Раскаты (Захаров) - страница 11

Сергей Иванович выбрался из вырытой по колено ямы, вышел из дыма на край пожарища и, застыв на месте, долго рассматривал свою находку. Словно не лом у него был в руках, а невиданная диковинка. Вдруг до мужиков донеслось протяжное и непонятное «аа-ыы!..», и они увидели, как Железин покачнулся и плашмя упал прямо лицом на тлеющее бревно.

2

Обратно пожарная подвода тащилась больше часа: перепуганный Михал Пожарник не подгонял, а придерживал повеселевшую Грушку, чтобы не растрясти так и не пришедшего в себя свояка. Телега катилась легко — насос сняли с нее и вместе со шлангами оставили у колодца на догляд Степана Гусева, которого уговорил Макар Кузьмич побыть на пожарище до обеда. Да и под горку бежала дорога, и Грушка то и дело порывалась трусцой. Судорожно прямой, весь в ссадинах, саже и пыли, Сергей Иванович лежал на телеге трупом, Спирька неумело придерживал его голову на коленях и ошалело водил по сторонам вконец помутневшими от рвотной встряски глазами.

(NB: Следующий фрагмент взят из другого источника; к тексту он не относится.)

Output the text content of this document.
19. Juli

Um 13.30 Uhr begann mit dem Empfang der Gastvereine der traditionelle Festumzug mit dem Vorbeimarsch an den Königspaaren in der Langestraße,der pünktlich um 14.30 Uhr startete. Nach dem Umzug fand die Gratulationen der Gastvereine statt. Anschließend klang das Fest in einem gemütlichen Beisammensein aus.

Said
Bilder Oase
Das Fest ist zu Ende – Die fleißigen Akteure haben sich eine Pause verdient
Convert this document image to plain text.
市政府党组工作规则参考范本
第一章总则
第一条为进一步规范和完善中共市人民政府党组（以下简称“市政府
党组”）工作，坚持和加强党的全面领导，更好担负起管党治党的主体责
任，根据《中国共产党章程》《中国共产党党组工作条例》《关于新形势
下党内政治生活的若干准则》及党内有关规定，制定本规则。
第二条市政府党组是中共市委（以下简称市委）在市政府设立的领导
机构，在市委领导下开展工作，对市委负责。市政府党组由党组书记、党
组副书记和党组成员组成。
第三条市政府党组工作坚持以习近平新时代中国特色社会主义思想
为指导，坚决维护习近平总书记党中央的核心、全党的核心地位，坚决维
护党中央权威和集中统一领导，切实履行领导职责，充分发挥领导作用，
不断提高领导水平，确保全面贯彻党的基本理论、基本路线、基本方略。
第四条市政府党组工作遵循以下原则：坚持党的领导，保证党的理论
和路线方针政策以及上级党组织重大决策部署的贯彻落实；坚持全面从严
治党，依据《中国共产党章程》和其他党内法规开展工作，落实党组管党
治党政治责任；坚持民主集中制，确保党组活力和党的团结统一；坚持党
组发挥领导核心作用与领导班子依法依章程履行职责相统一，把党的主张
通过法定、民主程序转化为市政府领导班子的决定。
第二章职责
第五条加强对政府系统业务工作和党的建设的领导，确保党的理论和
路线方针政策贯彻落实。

Марья Железина с крыльца еще охнула и заголосила было отходную, увидев недвижного мужа, но тут же замолкла, сглотнула крик и кинулась помочь Спирьке, который один пытался взять Сергея Ивановича на руки. Где волоком, где на весу занесли хозяина в избу, уложили на кровать. Михал погнал Грушку вниз по Линии «са тухтором» (то бишь за доктором, если можно так называть сельского фельдшера Санюшку Коновала), Спирька жадно припал к ведру, стоявшему на скамье у печи, а Марья, всхлипывая и ни о чем не допытываясь, захлопотала над мужем. Сняла оставшиеся от рубахи лоскутки, мокрым полотенцем тихо-тихо, еле касаясь, протерла ему лицо и грудь. Сергей Иванович словно окаменел весь: кулаки сжаты до сини в пальцах, зубы стиснуты, издали можно, пожалуй, подумать — спит, да рот пошел нехорошо криво, и глаз левый выпучен и тускл, будто пропотел зрачок от внутреннего, пугающе жаркого жара.

Вошел и встал у порога Санюшка Коновал — тот самый «тухтор», за которым покатил свояк Михал. Санюшка в фуфайке, что не сходит с его покатеньких плеч круглый год — он, слышь, даже спит в ней. На ногах у Санюшки — чесанки с подвязанными тесьмой калошами, на боку, конечно, — молевая сумка-неразлучница, которая когда-то была кожаной. А подоспел Санюшка к больному столь скоро не по расторопности Михала Пожарника: погнал его к Железиным Макар Кузьмич. Председатель нехотя катил к себе в Совет, чтобы дозвониться до Речного и вызвать милицию на противные хлопоты, и заскочил по пути к фельдшеру.

Санюшка от дверей опасливо оглянул Сергея Ивановича, потер зачем-то нос-картошку цвета малины и, уточкой пройдя в передний угол, стал усаживаться к столу. Он явно не собирался уходить отсюда до вечера. Человеком Санюшка был чутким, никого и никогда лечить не отказывался, но синявинцы не баловали его вниманием. Прихворнувшие слегка даже избегали Санюшку, потому как приходил он если к больному, то уж на весь день, брал за труды завтраком, обедом и ужином и непременно с горячительным. Бобылем поживал Санюшка, ему простительно, да уж больно накладно выходило его леченье.